1. Can you tell me about the kinds of things you did in physical therapy? Did they try to make anything into a game? Did your physical therapist or assistant ever joke with you about certain things? (I want my character to have had a good relationship with their PT.)
The most of my getting stronger I done on my own. The therapy just stretched me and helped to get my spasticity under control. There was a few times that we would work on things such as balance or weight training. At first the therapist would make games out of it to help with fatigue and to get my mind off of the intense pain I was feeling. My therapist and I was constantly laughing and joking about stuff that has happened in our lives and stuff that would happen with my body during therapy.
2. What frustrated you the most in physical therapy?
Definitely the fact that they wouldn’t work on the types of things I wanted to work on. For example, they usually just stretched me but how does just stretching me help me continue to recovery more independence? It doesn’t. I use to be able to move my legs but because the therapist wouldn’t work them I can no longer move them.
3. How long did your physical therapy last? Are you still going to physical therapy?
I went to physical therapy for 7 years. I no longer go to therapy because of insurance not paying for it.
4. What were/are some of your frustrations and difficulties with your daily routine?
My frustration comes from not being able to do the things that I want such as fixing my hair a certain way or fixing my clothes a certain way. I’m able to do most of my daily care myself besides bathing, dressing, and fixing my hair. A lot of frustration comes from doing everything so slow. It takes me about three times as long as an able bodied person to do things.
5. What are some household additions/accommodations that you have and how do they work?
I have a ramp coming through both doors going outside, a hoyer to get me in and out of bed, and that’s really it as far as accommodations. I’ve learned to use things like a tiny broom with a long handled dustpan to pick up stuff I’ve dropped on the floor. I use a swifter duster to move things within my reach on the counter or knock stuff out if the cabinet I can’t reach. I have a clothes hanger with a rope to pick things up with like clothes or the broom if I dropped it. I’ve learned to adapt household items to help me anyway I can.

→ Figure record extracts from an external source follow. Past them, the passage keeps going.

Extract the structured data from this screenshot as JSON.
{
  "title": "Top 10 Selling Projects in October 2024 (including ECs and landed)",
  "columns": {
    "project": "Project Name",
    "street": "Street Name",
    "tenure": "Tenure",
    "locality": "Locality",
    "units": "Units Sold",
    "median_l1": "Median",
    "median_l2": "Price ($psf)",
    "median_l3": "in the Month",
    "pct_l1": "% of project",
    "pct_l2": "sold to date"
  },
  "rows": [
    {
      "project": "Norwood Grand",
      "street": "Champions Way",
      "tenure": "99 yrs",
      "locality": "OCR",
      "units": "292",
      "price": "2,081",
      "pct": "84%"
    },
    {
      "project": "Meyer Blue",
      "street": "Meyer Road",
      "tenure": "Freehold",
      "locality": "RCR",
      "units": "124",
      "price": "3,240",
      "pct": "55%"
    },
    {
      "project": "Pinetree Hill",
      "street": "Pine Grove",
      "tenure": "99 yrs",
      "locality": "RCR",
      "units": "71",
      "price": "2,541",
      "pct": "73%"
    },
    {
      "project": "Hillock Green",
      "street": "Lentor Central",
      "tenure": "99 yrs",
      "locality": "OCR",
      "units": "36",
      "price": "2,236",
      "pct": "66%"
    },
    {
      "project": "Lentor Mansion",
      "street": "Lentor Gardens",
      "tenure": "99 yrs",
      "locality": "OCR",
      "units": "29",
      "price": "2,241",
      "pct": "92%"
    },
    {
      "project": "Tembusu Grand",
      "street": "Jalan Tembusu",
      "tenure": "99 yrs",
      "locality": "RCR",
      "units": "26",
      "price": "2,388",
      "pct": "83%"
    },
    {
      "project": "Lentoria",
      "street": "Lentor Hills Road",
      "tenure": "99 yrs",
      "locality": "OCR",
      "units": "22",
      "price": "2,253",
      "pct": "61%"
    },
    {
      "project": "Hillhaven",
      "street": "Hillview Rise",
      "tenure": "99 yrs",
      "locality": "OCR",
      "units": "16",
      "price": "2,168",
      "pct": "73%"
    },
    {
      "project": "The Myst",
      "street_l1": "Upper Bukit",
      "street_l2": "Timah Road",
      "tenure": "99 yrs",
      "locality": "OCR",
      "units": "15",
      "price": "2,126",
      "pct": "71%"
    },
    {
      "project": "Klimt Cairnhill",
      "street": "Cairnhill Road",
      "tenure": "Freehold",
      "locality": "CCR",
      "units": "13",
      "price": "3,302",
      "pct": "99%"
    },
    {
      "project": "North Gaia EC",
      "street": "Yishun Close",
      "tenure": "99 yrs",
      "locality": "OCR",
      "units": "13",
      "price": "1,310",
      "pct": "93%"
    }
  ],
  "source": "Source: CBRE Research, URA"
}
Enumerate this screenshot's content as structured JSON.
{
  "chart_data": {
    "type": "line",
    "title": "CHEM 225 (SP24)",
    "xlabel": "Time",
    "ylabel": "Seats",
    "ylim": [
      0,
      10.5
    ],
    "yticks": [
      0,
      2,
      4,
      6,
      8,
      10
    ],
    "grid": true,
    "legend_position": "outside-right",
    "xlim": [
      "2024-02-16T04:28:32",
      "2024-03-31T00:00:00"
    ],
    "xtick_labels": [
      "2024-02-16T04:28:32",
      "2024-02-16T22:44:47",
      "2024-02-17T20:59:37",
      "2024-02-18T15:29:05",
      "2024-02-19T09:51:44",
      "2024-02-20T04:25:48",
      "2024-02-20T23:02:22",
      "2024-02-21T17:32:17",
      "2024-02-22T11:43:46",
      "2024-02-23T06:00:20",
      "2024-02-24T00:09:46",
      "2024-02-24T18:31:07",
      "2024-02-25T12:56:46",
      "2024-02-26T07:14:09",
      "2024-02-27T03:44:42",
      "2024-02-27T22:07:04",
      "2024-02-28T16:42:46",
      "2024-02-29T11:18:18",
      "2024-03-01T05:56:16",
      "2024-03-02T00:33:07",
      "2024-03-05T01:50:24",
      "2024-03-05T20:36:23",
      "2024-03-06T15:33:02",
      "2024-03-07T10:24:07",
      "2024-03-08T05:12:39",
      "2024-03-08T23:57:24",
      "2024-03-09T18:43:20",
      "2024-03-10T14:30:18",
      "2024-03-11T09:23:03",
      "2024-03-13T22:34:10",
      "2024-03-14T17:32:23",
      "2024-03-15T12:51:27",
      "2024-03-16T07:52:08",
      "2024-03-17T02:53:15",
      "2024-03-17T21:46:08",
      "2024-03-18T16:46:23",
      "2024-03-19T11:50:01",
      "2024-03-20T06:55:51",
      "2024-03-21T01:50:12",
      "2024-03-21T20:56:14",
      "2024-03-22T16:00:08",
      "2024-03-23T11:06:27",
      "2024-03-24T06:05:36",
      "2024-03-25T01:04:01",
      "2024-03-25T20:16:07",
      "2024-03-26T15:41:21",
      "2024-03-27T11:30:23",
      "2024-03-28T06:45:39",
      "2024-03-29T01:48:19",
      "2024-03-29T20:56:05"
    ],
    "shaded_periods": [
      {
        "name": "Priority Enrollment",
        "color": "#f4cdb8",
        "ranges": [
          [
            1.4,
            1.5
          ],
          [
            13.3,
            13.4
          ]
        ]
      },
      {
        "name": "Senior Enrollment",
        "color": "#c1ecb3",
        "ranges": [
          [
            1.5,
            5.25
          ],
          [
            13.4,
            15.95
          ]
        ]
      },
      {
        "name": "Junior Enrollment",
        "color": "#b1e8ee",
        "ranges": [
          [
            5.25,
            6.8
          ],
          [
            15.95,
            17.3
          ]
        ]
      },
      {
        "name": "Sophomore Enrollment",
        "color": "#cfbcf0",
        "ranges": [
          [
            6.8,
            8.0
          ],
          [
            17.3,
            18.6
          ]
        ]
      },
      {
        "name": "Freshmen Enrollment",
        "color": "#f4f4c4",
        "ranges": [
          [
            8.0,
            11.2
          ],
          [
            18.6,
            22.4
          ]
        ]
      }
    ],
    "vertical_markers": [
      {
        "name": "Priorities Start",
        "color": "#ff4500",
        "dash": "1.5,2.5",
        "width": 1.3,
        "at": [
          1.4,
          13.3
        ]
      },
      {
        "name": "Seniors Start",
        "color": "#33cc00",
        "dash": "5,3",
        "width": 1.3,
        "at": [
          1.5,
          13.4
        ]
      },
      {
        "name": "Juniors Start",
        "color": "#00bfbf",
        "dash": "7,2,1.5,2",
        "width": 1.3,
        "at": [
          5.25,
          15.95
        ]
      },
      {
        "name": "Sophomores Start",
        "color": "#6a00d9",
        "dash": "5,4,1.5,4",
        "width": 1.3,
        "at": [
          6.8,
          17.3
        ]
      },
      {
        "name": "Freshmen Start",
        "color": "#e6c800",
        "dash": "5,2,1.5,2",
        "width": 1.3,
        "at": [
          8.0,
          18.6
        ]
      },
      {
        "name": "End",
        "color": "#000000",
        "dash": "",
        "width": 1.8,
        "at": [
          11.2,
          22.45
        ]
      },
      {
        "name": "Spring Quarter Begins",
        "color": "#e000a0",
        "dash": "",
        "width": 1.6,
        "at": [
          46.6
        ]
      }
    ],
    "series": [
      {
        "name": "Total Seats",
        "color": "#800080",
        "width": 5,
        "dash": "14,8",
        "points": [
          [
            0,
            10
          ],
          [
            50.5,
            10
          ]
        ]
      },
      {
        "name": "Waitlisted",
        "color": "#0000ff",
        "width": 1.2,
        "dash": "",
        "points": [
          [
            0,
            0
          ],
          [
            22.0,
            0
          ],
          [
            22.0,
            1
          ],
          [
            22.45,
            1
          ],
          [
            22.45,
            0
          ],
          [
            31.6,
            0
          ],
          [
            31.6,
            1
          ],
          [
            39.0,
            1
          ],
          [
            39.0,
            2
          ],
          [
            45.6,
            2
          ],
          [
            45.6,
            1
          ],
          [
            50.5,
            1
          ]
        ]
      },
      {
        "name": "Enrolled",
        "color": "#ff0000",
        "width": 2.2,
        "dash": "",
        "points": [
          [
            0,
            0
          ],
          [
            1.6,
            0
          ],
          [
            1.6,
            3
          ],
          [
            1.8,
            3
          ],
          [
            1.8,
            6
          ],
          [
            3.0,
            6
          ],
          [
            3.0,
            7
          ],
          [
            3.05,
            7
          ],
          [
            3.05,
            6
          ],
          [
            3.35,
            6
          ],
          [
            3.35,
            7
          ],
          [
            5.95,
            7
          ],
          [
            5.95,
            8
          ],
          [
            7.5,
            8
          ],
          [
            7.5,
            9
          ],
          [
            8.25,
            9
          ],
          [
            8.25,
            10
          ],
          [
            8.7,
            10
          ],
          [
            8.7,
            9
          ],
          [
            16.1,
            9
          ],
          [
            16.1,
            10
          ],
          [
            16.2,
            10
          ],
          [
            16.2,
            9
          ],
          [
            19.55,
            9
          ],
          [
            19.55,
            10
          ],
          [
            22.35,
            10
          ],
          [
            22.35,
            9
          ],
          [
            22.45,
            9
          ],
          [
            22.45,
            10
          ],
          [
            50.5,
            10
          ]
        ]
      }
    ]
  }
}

6. What are some difficulties that you have when going out in public?
Accessibility is the most difficult thing about going out in public. For example, a lot of stores don’t have ramps or the isle is too close together that my chair won’t fit down the isle.
7. What was your mindset like after everything happened? Thoughts? Fears?
When I woke up from my sedative I just kinda knew that I was paralyzed, no one had to tell me about my injury. I was strong, I held myself together and said that I could move my body it was just too heavy. It’s kinda like a what the crap moment? My biggest fear was will someone still love me? One of my biggest dreams is to be a wife and a mother so that was a big fear of mine. I’m now in a relationship that shows me I’m deserving of love despite the obstacles that come with my injury.